While it is a challenging task, it is possible to go against what comes naturally. As Paul puts it in the book of Romans, “Do not be conformed to this world, but be transformed by the renewing of your minds…” (Romans 12:2a). The New Living Translation, which makes an effort to translate the meaning of the text rather than simply translate the words, puts this passage beautifully. “Don’t copy the behavior and customs of this world, but let God transform you into a new person by changing the way you think” (Romans 12:2a NLT).
Perhaps with a tinge of light-hearted humor, religion writer, Paul Prather suggested that there is a scientific basis for understanding the biblical admonition to be transformed by changing the way we think. Prather cited the science of neuroplasticity, also called brain plasticity or brain malleability. As close as I am able to understand the science, as human beings we are born with brains already downloaded with certain software. By that I mean, we come programmed with certain tendencies, predispositions, or personality traits. For instance, we think it is human nature to want to associate with people we consider just like us because our brain came programmed for that conclusion.
Fortunately, we are not doomed to live out our lives with the “software” with which we came. The computer that sits on top our shoulders is always getting updates and fixes for glitches based on differing needs and new experiences. To take that out of the language of computers and put it into the language of psychology, we have the capacity to learn, to mature, and to change. To put it into theological language of Romans 12:2, you do not have to copy the behavior and customs of the world, God can transform you into a new person by the renewal of your mind. That means God can make you into a new person by changing the way you think, by the way you believe, and by the way you behave.
To be perfectly honest, I do not know enough about the science of neuroplasticity or brain malleability to offer an informed opinion. I do know from experience and observation, however, that people can rise above what comes naturally to do what is right in the eyes of God.
Consider the story of Nelson Mandela, the first president of a united South Africa.2 Mr. Mandela was born in a tiny village of cows, corn, and mud huts in Transkei, a region where black Africans were forced to live apart from white Africans. As a young man he gravitated toward violent groups that challenged the laws of apartheid. The white South African judicial system sentenced him to life in prison. For many of his nearly three decades in prison, he labored under a hot African sun using a hammer to make big rocks into little rocks. Indignity upon indignity was heaped upon him — including being denied permission to attend the funerals of his mother and his eldest son.
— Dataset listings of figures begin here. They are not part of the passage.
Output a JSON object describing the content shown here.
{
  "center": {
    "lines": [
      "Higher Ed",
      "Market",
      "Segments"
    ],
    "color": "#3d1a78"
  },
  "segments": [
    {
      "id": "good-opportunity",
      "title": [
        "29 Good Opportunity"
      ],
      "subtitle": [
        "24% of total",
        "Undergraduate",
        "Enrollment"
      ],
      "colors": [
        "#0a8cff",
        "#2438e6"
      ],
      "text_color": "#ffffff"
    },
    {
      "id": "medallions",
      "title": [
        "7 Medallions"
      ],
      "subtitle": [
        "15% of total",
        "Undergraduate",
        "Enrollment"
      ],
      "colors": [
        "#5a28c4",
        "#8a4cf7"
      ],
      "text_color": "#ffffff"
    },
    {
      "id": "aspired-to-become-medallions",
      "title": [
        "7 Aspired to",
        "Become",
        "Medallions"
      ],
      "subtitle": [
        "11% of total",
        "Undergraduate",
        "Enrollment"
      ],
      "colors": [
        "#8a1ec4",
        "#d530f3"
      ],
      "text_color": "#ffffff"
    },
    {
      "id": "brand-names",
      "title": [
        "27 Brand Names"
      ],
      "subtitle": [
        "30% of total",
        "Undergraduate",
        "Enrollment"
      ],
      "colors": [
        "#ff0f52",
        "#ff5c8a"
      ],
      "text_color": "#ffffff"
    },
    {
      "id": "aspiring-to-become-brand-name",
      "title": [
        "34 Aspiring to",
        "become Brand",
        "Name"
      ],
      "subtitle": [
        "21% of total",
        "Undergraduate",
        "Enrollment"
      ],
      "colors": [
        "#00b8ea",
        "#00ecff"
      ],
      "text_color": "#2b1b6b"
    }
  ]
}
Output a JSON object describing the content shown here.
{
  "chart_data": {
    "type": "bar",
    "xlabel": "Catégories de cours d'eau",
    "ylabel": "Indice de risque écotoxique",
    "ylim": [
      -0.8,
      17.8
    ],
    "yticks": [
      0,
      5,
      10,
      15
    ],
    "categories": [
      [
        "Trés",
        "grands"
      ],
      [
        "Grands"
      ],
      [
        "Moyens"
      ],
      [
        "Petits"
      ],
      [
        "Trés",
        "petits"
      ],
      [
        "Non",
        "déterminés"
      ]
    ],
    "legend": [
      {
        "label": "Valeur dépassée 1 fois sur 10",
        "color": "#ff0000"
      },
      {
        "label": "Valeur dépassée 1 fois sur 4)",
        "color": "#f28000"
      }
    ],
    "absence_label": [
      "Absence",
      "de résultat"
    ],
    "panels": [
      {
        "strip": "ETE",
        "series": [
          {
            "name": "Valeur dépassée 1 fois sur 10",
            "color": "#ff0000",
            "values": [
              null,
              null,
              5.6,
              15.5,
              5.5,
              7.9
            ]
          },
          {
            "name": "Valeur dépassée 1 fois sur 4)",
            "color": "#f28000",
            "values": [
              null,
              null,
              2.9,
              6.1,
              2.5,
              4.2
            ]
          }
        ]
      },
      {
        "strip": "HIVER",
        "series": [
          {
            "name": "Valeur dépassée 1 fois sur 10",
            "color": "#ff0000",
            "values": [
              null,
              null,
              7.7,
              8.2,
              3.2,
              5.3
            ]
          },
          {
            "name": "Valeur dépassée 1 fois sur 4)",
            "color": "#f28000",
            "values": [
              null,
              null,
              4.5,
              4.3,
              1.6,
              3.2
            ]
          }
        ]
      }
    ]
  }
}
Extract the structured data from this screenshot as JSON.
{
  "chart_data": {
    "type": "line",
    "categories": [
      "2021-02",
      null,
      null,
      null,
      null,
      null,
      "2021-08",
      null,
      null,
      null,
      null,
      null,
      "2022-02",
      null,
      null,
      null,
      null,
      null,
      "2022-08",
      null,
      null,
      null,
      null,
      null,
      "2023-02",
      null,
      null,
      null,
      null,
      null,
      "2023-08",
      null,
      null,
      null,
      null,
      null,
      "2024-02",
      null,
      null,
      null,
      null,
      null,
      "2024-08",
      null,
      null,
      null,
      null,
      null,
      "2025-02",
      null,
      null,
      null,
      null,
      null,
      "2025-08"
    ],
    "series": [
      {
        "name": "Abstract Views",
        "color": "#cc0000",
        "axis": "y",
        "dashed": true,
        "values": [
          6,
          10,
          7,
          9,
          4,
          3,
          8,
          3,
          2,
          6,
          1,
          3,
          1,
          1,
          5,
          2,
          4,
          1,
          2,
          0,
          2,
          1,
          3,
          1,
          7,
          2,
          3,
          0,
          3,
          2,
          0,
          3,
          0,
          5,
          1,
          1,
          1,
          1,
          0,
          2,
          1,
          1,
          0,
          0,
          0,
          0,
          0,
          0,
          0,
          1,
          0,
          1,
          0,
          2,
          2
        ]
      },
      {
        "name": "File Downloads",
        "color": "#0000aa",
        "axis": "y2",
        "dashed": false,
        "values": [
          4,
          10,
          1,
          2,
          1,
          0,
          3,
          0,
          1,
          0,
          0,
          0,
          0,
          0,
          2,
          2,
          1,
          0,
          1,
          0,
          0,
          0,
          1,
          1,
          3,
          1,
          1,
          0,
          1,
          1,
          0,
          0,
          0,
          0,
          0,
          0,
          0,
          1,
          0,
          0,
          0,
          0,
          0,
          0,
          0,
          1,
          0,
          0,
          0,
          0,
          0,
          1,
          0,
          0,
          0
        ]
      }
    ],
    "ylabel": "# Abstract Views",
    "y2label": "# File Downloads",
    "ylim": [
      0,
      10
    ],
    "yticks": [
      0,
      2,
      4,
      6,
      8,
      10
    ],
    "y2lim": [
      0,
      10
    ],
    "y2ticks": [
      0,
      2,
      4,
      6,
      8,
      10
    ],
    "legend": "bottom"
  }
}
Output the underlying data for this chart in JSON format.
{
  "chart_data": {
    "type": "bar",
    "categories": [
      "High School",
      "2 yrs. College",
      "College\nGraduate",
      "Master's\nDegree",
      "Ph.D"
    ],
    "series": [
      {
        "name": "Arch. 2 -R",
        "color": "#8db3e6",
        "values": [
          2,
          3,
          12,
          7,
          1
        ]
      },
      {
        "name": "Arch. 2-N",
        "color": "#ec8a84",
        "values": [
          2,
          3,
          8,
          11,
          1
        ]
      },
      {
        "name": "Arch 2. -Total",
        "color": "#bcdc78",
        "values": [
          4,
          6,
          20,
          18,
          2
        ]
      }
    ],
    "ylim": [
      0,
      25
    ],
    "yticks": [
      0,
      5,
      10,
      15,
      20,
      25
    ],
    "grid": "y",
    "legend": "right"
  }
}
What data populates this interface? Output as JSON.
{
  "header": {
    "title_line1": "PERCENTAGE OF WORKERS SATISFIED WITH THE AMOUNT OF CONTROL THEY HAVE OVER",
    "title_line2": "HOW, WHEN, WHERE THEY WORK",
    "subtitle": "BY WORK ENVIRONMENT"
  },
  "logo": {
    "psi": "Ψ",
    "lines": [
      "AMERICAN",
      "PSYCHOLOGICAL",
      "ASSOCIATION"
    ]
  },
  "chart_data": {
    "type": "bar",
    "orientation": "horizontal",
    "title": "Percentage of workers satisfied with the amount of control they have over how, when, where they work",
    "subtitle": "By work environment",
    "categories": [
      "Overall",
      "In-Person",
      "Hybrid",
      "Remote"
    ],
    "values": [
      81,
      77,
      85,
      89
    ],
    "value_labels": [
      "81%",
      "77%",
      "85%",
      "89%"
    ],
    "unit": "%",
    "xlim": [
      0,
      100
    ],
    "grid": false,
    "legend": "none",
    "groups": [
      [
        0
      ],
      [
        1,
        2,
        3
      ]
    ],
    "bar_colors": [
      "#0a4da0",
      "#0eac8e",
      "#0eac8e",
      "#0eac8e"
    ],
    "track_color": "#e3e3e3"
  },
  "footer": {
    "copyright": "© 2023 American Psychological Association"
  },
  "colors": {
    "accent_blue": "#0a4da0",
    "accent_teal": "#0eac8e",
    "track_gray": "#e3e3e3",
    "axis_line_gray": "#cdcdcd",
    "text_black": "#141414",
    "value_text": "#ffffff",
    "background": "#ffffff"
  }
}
When Mr. Mandela was released from prison, he had reason to be angry and bitter about the way white South Africans had treated him. He had reason to say the time of white dominance was over; now it was time for black dominance. That did not happen. Instead of leading a bloody race war by calling for revenge of all past injustice, Nelson Mandela called for compromise, forgiveness, and reconciliation in a nation where all races are represented.
How does that happen? I submit to you it is just one of those mysteries of God’s grace. It is a fulfillment of the promise that a person can be transformed by the renewal of the mind. For those of us who live between the times, it is an incomplete glimpse into how the world will look when the will of God is done on earth as it is in heaven. Amen and amen.